«Кто за главного? Свобода воли с точки зрения нейробиологии»
Каждый день мы принимаем решения: простые, сложные, иногда судьбоносные. Решаем, ставить ли лайк, подписываться или не подписываться — управляем своей жизнью сами. Но некоторые эксперименты как когнитивных, так и нейрофизиологических наук позволяют говорить, что это не совсем так. Да и здравый смысл подсказывает, что человека — часть физического мира, а значит, должны существовать законы, управляющие нашим поведением и сознанием. В книге «Кто за главного? Свобода воли с точки зрения нейробиологии» (издательство «Corpus»), изданной в переводе с английского под редакцией Алёны Якименко, американский нейробиолог Майкл Газзанига рассказывает, что нейронауке известно о взаимосвязи разума и мозга и как она определяет человеческое поведение. N + 1 предлагает своим читателям ознакомиться с фрагментом, посвященным важности бессознательных процессов, которые управляют нашими поступками.
Интерпретатор
Хотя мы и понимаем, что мозг собирается из несметного количества центров принятия решений, что нейронная активность, происходящая на одном уровне организации, необъяснима на другом и что, как в интернете, здесь нет начальника, все это не перестает оставаться загадкой. Устойчивая убежденность в том, что мы, люди, обладаем собственным «я», которое принимает все решения о наших поступках, не ослабевает. Эту мощную и всепоглощающую иллюзию почти невозможно с себя стряхнуть. На самом деле, у нас нет или почти нет причин от нее избавляться, поскольку она сослужила нам добрую службу. Однако имеет смысл постараться понять, как она возникла. Как только мы разберемся, почему чувствуем себя главными, хотя и знаем, что мозг просто с небольшой задержкой транслирует нам запись о том, что делает, мы поймем, как и почему совершаем мыслительные ошибки и ошибки восприятия.
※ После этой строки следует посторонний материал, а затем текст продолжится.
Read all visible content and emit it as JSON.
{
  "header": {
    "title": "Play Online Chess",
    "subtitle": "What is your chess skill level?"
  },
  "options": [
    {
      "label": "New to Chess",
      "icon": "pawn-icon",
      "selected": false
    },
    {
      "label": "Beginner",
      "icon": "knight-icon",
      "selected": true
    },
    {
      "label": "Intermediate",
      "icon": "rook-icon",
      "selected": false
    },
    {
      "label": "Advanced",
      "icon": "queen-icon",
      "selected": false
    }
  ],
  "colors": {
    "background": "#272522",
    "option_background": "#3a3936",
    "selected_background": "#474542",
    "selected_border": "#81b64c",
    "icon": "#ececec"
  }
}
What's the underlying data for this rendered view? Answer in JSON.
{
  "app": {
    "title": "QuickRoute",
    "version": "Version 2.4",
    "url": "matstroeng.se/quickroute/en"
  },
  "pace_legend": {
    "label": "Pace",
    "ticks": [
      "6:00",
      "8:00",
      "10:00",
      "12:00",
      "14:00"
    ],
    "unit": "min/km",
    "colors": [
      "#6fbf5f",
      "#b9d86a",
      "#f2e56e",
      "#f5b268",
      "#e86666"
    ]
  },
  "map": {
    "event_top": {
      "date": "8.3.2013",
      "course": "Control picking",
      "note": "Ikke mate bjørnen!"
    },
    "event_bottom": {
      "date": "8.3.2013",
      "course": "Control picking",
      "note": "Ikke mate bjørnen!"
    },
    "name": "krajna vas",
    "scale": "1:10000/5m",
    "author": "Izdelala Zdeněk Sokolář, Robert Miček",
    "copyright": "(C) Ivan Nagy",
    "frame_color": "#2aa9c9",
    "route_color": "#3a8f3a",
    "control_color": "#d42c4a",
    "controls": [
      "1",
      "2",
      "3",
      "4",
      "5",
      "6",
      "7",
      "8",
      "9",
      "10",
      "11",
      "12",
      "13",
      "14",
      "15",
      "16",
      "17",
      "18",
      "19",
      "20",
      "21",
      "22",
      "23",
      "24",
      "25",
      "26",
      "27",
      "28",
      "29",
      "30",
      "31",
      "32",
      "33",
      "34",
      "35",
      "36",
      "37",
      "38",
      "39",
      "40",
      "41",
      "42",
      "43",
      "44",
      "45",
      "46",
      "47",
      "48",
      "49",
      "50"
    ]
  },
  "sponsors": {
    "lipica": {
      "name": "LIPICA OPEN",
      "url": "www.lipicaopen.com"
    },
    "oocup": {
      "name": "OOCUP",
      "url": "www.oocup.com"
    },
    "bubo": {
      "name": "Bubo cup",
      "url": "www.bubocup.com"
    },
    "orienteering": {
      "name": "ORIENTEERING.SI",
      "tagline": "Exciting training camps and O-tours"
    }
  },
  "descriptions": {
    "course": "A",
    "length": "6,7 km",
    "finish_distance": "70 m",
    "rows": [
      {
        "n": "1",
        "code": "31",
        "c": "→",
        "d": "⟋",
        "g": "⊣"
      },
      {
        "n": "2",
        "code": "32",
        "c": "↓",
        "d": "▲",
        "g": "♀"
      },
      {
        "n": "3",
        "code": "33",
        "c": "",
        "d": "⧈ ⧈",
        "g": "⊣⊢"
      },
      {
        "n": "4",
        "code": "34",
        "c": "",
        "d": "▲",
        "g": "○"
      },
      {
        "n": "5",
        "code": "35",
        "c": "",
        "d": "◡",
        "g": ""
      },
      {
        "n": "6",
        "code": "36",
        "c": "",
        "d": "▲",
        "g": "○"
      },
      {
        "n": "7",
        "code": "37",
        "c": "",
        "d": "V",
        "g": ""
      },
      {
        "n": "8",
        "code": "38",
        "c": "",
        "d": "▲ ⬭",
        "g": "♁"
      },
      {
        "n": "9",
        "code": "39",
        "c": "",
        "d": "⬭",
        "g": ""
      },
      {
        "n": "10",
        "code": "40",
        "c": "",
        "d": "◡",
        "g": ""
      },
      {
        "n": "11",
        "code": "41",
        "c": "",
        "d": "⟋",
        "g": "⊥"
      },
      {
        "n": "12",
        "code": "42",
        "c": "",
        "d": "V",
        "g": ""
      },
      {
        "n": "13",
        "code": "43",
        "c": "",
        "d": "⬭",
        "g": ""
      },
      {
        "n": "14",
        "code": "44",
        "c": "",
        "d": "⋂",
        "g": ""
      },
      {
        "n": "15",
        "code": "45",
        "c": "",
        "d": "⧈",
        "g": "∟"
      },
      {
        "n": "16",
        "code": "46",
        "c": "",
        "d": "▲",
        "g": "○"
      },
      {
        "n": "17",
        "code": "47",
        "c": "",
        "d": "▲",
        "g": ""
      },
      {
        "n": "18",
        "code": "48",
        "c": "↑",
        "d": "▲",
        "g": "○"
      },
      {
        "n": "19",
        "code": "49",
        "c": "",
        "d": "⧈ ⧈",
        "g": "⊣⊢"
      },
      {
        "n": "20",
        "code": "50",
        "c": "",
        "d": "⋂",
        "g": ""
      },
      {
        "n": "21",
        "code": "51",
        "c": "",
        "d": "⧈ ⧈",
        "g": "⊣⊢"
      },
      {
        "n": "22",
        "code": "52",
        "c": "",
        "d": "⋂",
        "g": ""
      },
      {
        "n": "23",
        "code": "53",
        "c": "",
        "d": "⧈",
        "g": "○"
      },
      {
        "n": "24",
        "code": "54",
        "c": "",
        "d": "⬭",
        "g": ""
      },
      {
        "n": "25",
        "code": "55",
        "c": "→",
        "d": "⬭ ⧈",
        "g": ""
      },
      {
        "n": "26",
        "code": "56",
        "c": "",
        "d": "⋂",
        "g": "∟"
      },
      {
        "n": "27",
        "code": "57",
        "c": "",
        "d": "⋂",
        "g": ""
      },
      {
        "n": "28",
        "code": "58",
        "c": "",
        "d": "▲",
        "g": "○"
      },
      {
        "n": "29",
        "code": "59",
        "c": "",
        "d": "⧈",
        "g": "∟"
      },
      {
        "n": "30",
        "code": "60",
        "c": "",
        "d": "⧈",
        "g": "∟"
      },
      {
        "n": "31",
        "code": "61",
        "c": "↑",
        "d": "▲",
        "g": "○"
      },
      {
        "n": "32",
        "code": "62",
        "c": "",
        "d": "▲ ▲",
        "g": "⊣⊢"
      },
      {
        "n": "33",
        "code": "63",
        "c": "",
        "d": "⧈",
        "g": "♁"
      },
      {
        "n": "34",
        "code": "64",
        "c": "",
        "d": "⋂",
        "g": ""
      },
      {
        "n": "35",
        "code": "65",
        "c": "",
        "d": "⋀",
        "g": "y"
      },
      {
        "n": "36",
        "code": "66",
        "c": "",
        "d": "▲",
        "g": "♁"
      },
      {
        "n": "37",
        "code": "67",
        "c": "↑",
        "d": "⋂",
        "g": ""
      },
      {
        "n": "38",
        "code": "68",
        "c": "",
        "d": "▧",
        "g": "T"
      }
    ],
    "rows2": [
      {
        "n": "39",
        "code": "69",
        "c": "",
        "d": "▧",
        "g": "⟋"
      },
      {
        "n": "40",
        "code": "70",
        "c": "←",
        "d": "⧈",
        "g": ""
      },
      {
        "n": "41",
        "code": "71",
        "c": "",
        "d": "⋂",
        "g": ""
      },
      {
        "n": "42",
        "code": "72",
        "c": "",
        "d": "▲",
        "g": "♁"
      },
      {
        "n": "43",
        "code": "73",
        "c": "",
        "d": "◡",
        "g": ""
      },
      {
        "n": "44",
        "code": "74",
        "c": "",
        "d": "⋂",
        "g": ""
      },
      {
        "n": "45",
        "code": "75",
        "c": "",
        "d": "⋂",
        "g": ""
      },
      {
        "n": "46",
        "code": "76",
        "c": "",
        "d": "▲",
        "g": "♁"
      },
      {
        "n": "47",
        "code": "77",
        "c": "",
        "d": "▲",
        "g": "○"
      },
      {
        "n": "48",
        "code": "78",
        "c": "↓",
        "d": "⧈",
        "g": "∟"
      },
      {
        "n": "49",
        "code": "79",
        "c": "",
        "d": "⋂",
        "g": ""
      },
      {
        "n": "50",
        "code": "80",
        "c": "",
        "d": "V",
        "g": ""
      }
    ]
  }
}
В следующей главе мы также обсудим, где следует искать личную ответственность, и увидим, что она жива и здорова в нашем редукционистском мире.
Сознание: медленный путь
В детстве я провел много времени в пустыне Южной Калифорнии — среди кустарников и сухих злаков, в окружении лиловых гор, креозотовых кустов, койотов и гремучих змей. Там находился участок земли, принадлежавший моим родителям. И я сейчас еще жив потому, что в моем мозге протекают бессознательные процессы, выкованные эволюцией. В частности, я жив благодаря врожденному чувству настороженности по отношению к змеям («змеиному шаблону»), которое упоминалось в прошлой главе. Я не раз отскакивал от гремучей змеи. Но это еще не все. Я отпрыгивал также и от травы, когда она шелестела на ветру. Иначе говоря, я бросался в сторону еще до того, как осознавал, что в траве шуршит ветер, а не трещотка гремучника. Если бы я полагался только на сознательные процессы, то, вероятно, отскакивал бы реже, но был бы укушен, причем далеко не один раз. Сознательные процессы — медленные, равно как и то, что мы считаем осознанными решениями.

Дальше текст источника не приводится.